Actually, I’ve no idea what Paul finds sexy. On one hand he once told me he liked my gams because he was a leg man. Then I overheard him say to a friend, “Pam may not have the best legs, but she’s got the most.”
I didn’t go to a doctor because I didn’t believe anything was broken. I could still push a full wheelbarrow through the muddy slop following recent downpours. It ached like hell whenever I rose to walk after sitting or driving. But after several steps the pain subsided. My own diagnosis is probably ligament injury. Which means one thing: R.I.C.E. (Rest, Ice, Compression, Elevation)

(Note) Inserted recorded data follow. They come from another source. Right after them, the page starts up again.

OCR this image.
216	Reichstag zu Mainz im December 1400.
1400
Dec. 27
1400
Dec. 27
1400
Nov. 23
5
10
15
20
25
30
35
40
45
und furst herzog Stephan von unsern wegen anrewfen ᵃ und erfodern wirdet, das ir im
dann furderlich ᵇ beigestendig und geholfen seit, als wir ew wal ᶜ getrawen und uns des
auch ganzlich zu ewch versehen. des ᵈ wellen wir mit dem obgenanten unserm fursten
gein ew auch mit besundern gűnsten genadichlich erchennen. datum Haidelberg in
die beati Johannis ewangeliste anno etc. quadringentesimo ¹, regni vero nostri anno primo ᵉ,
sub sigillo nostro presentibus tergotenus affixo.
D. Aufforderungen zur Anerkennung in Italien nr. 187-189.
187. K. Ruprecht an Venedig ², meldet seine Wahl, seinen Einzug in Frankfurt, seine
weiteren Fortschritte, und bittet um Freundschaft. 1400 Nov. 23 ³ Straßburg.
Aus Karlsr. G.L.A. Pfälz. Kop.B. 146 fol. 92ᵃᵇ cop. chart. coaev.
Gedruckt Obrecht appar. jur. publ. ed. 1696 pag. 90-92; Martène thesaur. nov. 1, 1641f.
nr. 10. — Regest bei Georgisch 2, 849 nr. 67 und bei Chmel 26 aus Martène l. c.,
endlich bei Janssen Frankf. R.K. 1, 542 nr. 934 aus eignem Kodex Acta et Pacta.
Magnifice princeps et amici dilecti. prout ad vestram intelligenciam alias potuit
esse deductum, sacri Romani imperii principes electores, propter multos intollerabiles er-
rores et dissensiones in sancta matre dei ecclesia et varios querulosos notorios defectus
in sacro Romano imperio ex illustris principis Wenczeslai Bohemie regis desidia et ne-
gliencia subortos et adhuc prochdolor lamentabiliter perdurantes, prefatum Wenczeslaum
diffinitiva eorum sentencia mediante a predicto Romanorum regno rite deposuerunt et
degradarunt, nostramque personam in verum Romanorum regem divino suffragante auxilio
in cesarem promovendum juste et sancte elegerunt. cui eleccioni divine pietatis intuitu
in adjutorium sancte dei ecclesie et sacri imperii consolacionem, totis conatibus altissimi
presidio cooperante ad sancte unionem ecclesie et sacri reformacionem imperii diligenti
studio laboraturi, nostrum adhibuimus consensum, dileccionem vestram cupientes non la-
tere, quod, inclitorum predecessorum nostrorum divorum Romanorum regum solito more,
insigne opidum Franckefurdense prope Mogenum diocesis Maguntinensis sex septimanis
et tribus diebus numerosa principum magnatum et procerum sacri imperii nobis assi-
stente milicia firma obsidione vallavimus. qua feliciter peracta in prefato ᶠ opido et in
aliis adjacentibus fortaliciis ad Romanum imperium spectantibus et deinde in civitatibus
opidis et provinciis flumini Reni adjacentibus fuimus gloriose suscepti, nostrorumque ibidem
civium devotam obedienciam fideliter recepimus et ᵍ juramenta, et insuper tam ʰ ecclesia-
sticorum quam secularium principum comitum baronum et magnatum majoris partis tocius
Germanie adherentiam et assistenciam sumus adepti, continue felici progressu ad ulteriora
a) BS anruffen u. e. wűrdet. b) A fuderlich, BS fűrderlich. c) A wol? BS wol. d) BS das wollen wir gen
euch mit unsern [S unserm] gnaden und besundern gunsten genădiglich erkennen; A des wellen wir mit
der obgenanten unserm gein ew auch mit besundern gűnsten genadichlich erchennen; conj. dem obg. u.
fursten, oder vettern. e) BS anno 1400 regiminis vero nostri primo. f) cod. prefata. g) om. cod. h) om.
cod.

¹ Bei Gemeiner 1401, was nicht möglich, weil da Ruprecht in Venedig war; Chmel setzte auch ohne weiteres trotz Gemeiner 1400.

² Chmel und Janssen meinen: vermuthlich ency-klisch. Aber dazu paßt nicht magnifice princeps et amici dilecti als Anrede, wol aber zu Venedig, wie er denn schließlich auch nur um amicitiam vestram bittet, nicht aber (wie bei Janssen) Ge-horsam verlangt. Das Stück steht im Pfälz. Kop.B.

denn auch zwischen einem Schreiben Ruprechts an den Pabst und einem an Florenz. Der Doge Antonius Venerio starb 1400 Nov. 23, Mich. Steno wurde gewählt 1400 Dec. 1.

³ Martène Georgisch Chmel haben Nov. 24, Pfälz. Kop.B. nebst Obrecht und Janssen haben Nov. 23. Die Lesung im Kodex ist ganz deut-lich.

May I just ask, gentle reader, for you to tell me of this strange thing called rest? I’m not being deliberately obtuse. I do understand that medically, that is the best approach. But I’ve yet to meet a single person, unless they’re filthy rich and can hire a team of personal assistants, who would say, “Oh, yes, I intend to rest, ice, wear a compression bandage and elevate it for several days. I don’t need to pick up my kids after school or clean house or anything.” or “Sure thing, I don’t have to be at work for days.” or in my case, “Those horses can feed and clean up after themselves this week.’ It’s just not feasible.
After careful research I’ve invented my own approach: C.R.A.P: Cuss, Rest (after work), Ache, Prosecco. It’s based on zero clinical studies but it did actually make me feel better.